Imagine leading such a charmed life that among the hardest things you've faced is a battle over who gets to put a dock of what size (and where) on the lake where you own some big dumb house.
Then imagine having so little self-awareness you think it's appropriate to complain to the newspaper of record in your state about this.
"I've never been bullied in my life before," Wayzata salon owner Shauna Raich told the Star Tribune, and if you didn't just groan on behalf of all the kids and adults who've experienced actual bullying, let's face it you're done with this blog post and should go back to making weekend plans that involve your or someone else's expensive new boat.
Raich's claim of "bullying" stems from her dispute with Eric Netter (and his wife Connie), her neighbors in the "unincorporated township and census-designated place" (note: we don't know what that means either) on Leech Lake.
There are only around 100 people in Whipholt, and they're all probably pretty rich, so you'd think they'd be happy. Well, we have good news: Some rich people are just as miserable as you'd hope them to be.
From the Star Tribune's story:
The Netters, owners of a St. Cloud electric business, allege in a suit filed in Cass County District Court that she installed her dock in a way that functions as a "barricade" and a "spite fence," preventing other residents from getting their docks and boat lifts in the lake. "It has never been a friendly situation," Connie Netter said this week. "We're trying to make it work so that everyone who has a right to be on the lake can get on the lake and enjoy it."
Raich says the Netters' plan for a dock that'd be accessible to all area property owners "would encroach on 28 of her 38 feet of shoreline and push her own dock onto another neighbor's property."
When you, reader, are taking the bus back to the apartment or duplex you rent, or the home whose mortgage you're scrimping to get paid, just remember that there is someone out there whose greatest life hardship is a dock potentially encroaching on the shoreline of her home in a municipality that honestly sounds more like some sort of boat-owners' club.
In truth, we probably could've seen something along these lines coming from Shauna (if we'd known who she was), a Minnesota-based salon- and celebrity TV persona bullshit artist who is described by an official IMDB description as a "snobby Minnesota stylist."

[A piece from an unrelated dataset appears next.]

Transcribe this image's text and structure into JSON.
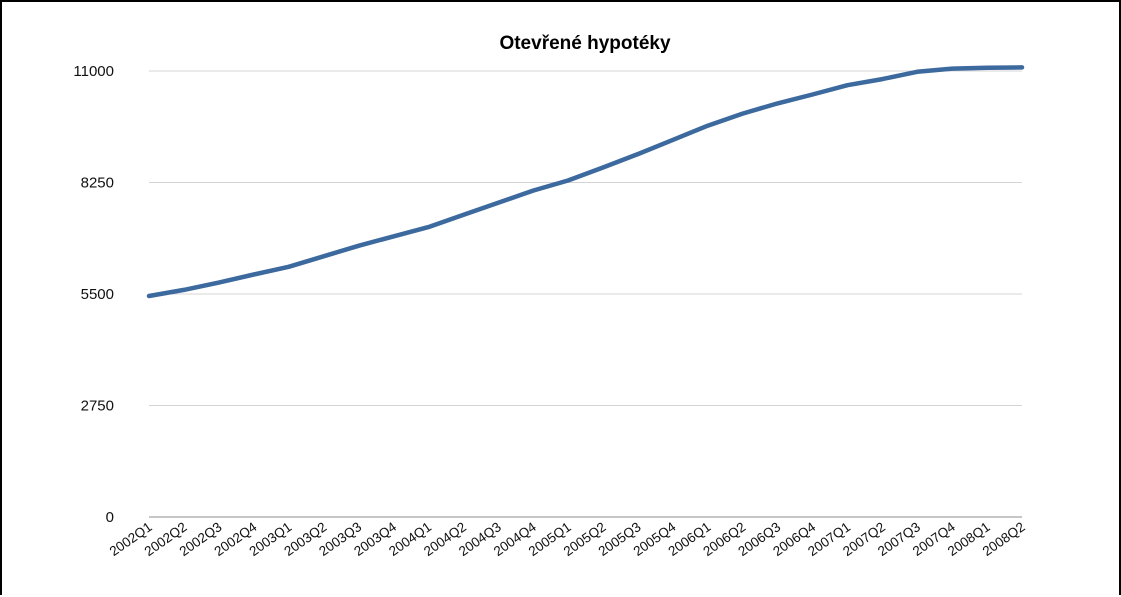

That's from a 2008 episode of a show called Split Ends, during which Raich apparently unleashed an "'anti-fat people' rant" that was offensive enough to get her voted as the "villain" of a show you probably haven't even heard of. Here's how Raich characterized her appearance before the show aired.
Remember this is TV and good TV is all about drama! The editing room does wonders for creating drama! While I will be seeing the complete version of the show for the first time when it airs on Saturday, I would expect to be portrayed as the diva who gets mad when she doesn’t get what she wants. And this isn’t exactly true. Well, maybe a little! I imagine that my staff will be portrayed as strict, training monsters. Also expect to see Krisanna, the stylist who I swapped with, acting like a spoiled brat who has only worked for her mom.
Translation: My reputation after this comes out is literally anyone else's fault but mine, I'm not as bad as I was caught on tape being, um "fake news," I'm just being myself, I was just playing it up for the camera, please support me despite what I've said and done on national television... plus wasn't that other salon chick, like, totally awful?
Later, Raich appeared on an episode of Millionaire Matchmaker, though if you're still reading by now you probably assumed as much.
"I am a person who likes to make things work and figure things out," she told the Star Tribune. "When it's your Minnesota lake space, your recreational space, it's really hard."
(Emphasis ours, entitlement hers.)
Know what, Shauna? It's really not hard. What's hard is taking your side in literally any of the things you're publicly known for. We're honestly having some difficulty caring. Maybe we'll swim around in Leech Lake and look for a single drop of empathy for your ongoing dock tragedy.
Maybe you'd hit us with one of your Jet Skis. Sounds like you're rich and would be fun to sue.